Der Arbeitsmarkt: Die Privatisierung der Arbeitslosenversicherung taucht im neuen Programmentwurf nicht mehr auf. Vielmehr will die AfD die Bundesagentur für Arbeit auflösen und ihre Aufgaben auf kommunale Jobcenter übertragen. Wieso, erklärt die Partei nicht. Den Mindestlohn will sie nicht abschaffen. Das Arbeitslosengeld II soll durch eine "Aktivierende Grundsicherung" ersetzt werden. Die soll "mit wachsendem Einkommen" abschmelzen. Über Höhe, Dauer oder Abschmelzfaktor kein Wort.

Die Familienpolitik: Im ersten Papier stand noch: "Eine staatliche Finanzierung des selbst gewählten Lebensmodells Alleinerziehend lehnen wir jedoch ab." Nun das Gegenteil: "Wenn ein Elternteil die Erziehungsleistung allein tragen muss, bedarf es besonderer Unterstützung." Ansonsten bekennt sich die AfD "zur traditionellen Familie als Leitbild". Es solle wieder "erstrebenswert sein, eine Ehe einzugehen". Auch schätze ein "falsch verstandener Feminismus" einseitig Frauen im Erwerbsleben. Demografische Probleme will die Partei durch mehr Kinder lösen - "die konfliktträchtige Masseneinwanderung ist dafür kein geeignetes Mittel", heißt es.

Die Asylpolitik: Die Asylpolitik findet sich im neuen Entwurf erstaunlich weit hinten. Im zunächst durchgesickerten Papier war noch von einer Abschaffung des individuellen Asylrechts die Rede. Das wurde entschärft. Die AfD will unterscheiden zwischen politisch Verfolgten und (Kriegs-) Flüchtlingen einerseits und "irregulären Migranten". "Echte Flüchtlinge" sollen geschützt werden, solange die Fluchtursache in ihrer Heimat andauere. Deutschland soll in den Herkunftsregionen, die als sichere Drittstaaten anerkannt sind, Aufnahmeeinrichtungen einrichten.
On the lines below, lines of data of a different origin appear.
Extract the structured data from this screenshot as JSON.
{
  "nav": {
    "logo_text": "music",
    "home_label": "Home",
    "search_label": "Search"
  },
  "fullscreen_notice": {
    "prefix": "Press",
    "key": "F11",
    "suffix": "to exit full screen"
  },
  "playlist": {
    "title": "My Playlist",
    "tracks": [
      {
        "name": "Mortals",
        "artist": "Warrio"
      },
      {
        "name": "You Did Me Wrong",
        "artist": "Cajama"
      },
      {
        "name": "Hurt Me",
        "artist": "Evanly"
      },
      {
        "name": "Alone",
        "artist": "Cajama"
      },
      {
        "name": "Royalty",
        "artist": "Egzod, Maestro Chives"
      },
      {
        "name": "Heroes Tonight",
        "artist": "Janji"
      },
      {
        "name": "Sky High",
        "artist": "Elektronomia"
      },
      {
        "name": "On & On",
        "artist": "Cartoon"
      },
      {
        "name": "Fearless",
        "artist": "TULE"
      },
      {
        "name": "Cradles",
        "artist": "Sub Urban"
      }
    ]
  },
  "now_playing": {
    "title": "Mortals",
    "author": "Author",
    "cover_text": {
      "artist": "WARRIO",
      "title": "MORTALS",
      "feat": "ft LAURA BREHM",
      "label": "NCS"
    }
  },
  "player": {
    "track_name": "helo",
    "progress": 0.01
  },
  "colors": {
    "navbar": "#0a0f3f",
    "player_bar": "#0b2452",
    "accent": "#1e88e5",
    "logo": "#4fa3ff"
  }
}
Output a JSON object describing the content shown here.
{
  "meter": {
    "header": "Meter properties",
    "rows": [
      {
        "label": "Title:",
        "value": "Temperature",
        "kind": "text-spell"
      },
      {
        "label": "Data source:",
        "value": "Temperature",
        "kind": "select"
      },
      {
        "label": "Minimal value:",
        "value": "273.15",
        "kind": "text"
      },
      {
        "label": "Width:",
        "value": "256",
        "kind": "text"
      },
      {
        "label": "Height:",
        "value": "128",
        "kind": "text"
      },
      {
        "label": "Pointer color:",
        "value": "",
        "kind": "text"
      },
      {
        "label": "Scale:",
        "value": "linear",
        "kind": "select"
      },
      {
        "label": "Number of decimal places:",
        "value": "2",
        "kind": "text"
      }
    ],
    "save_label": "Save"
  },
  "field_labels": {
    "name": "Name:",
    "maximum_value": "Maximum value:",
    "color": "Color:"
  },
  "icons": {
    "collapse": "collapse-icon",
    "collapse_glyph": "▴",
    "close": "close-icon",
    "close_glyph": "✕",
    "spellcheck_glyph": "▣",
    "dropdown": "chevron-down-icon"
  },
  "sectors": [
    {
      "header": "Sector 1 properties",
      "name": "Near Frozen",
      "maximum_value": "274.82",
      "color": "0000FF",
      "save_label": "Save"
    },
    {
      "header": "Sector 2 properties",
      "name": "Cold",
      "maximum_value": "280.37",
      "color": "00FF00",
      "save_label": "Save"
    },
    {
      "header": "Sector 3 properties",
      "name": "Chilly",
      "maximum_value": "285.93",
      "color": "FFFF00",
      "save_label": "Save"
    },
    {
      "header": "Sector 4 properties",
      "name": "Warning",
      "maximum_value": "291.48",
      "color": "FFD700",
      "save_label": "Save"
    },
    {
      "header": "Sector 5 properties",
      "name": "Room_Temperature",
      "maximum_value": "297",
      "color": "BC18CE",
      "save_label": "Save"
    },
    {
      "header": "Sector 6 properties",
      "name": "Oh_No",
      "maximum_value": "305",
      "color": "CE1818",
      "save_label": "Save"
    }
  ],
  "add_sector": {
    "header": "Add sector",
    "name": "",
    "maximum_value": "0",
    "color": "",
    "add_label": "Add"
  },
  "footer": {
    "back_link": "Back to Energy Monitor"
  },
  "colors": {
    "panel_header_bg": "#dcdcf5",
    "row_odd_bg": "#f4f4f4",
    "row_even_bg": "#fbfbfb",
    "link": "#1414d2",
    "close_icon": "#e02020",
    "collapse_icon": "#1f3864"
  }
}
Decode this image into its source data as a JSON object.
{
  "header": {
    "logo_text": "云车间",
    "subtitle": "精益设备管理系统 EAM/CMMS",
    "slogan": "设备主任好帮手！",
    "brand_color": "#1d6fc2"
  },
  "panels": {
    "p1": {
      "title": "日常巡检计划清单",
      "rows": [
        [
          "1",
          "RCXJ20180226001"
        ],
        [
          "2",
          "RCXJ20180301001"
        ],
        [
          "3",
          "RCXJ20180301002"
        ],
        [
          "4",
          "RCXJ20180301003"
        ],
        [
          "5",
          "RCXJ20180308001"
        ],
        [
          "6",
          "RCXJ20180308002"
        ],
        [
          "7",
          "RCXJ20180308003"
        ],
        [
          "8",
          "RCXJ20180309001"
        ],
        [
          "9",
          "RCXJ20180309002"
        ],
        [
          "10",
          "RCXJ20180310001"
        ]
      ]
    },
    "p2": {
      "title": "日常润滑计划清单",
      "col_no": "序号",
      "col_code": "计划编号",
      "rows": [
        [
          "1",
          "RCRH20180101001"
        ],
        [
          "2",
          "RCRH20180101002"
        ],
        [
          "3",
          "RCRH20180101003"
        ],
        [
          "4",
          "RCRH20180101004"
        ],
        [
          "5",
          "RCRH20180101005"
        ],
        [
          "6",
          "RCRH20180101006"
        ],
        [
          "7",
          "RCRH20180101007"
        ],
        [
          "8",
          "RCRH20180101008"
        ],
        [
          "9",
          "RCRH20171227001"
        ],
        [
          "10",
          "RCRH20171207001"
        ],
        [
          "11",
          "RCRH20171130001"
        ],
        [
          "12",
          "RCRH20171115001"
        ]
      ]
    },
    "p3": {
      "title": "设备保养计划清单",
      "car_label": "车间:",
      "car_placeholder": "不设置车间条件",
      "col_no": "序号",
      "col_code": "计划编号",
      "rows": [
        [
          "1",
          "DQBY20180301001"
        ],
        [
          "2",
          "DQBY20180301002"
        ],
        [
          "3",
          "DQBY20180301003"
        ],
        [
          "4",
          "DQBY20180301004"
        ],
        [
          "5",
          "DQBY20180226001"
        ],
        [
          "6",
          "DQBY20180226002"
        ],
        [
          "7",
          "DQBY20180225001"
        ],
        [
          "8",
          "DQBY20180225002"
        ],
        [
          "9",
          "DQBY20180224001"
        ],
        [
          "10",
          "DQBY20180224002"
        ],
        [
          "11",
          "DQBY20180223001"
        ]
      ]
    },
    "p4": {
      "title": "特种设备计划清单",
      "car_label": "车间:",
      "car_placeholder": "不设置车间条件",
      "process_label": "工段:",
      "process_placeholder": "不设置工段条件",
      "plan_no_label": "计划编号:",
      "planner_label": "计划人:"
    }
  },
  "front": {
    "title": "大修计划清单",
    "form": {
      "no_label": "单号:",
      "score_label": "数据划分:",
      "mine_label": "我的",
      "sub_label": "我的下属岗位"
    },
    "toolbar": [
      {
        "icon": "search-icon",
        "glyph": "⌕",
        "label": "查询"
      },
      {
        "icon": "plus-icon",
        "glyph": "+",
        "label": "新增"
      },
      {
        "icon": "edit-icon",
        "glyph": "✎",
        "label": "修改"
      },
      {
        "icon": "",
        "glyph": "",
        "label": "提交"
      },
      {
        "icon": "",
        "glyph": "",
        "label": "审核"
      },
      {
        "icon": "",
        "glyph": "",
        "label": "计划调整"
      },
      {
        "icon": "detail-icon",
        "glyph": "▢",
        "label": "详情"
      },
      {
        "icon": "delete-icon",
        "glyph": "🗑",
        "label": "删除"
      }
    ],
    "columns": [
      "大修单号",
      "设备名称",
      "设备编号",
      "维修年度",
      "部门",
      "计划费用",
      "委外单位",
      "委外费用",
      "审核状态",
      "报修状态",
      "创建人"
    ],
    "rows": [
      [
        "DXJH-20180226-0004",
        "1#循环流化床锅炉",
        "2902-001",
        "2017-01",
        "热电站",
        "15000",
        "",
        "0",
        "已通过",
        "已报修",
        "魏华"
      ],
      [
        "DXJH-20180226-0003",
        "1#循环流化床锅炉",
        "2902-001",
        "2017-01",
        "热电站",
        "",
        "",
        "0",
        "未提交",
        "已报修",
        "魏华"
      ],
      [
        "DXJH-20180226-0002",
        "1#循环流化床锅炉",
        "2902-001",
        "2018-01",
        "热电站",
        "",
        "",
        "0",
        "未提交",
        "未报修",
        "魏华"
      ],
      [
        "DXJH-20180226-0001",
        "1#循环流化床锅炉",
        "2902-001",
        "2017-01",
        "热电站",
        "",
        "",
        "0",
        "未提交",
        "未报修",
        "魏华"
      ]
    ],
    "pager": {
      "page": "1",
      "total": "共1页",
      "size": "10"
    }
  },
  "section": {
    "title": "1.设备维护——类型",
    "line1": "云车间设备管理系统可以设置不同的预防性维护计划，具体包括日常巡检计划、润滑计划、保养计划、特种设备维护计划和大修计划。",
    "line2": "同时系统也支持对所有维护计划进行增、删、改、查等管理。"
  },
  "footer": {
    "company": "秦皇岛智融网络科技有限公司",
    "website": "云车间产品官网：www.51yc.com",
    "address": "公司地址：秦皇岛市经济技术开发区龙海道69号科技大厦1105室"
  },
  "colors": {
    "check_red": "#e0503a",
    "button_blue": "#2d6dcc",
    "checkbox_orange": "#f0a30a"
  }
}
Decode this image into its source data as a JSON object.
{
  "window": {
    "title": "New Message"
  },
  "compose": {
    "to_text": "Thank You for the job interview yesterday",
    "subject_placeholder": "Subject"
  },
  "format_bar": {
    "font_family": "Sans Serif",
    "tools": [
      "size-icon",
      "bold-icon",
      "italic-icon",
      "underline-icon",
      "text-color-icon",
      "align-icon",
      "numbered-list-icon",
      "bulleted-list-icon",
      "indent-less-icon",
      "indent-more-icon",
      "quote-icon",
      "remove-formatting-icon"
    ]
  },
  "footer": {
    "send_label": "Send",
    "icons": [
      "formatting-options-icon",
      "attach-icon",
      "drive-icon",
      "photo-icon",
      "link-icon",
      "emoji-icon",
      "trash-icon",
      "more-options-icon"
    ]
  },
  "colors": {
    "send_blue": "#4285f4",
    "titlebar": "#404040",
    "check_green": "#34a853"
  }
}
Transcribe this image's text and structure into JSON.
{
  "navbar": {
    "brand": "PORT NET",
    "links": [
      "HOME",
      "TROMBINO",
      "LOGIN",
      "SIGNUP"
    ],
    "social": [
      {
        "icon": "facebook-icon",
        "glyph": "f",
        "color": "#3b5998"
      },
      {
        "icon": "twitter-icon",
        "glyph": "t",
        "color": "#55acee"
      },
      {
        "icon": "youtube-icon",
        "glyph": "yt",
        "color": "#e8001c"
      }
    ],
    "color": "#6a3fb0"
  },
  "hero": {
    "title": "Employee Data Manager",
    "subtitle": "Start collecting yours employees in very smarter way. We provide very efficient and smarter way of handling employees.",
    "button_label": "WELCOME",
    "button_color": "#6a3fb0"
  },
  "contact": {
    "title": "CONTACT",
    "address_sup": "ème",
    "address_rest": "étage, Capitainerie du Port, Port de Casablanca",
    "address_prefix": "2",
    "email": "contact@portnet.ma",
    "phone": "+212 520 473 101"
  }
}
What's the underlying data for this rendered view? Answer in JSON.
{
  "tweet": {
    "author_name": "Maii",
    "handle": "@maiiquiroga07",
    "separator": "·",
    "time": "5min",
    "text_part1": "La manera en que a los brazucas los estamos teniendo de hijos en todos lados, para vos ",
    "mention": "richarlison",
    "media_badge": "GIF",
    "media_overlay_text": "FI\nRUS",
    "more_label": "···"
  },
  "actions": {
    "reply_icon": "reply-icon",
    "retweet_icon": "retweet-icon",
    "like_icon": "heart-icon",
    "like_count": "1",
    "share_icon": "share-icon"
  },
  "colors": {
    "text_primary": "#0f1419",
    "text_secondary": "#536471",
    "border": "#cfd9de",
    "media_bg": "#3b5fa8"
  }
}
Der Islam: "Der Islam gehört nicht zu Deutschland", findet die AfD. Muslimen will sie Grenzen aufzeigen. Minarette, Muezzinrufe und Koranschulen sollen verboten werden. Ebenso die Vollverschleierung in der Öffentlichkeit und das Tragen eines Kopftuchs im öffentlichen Dienst. Im ersten Entwurf des AfD-Programms wurde noch ein Verbot der Beschneidung von Kindern gefordert. Das ist nun gestrichen.

Die Steuerpolitik: In der Steuerpolitik macht sich die AfD für einen Einkommensteuertarif mit weniger Stufen stark. Das Ehegatten- soll durch ein Familiensplitting ersetzt, die Gewerbesteuer überprüft, die Erbschaftsteuer sowie die derzeit nicht erhobene Vermögenssteuer abgeschafft werden. Das dürfte die Schere zwischen Arm und Reich nicht verkleinern.

Was die AfD noch will: Den "Irrweg der Klimaschutzpolitik" möchte die Partei beenden. Dazu will sie die Laufzeit der Kernkraftwerke verlängern und Subventionen für Alternativenergie abschaffen. ARD und ZDF sollen nicht mehr privatisiert, sondern nur noch "grundlegend" reformiert werden. Außerdem lehnt man eine "einseitige Hervorhebung der Homo- und Transsexualität" im Schulunterricht ab, Disziplinlosigkeit und Null-Bock-Mentalität sollen "angemessen" geahndet werden.

Die AfD will zudem "die Verengung der deutschen Erinnerungskultur auf die Zeit des Nationalsozialismus" beenden. Für den Straßenverkehr wird gefordert: "Freie Fahrt für freie Bürger". Das bedeutet: "Kein Tempolimit auf Autobahnen, 100 km/h auf Landstraßen und 50 km/h innerorts auf allen Durchgangsstraßen, jederzeit."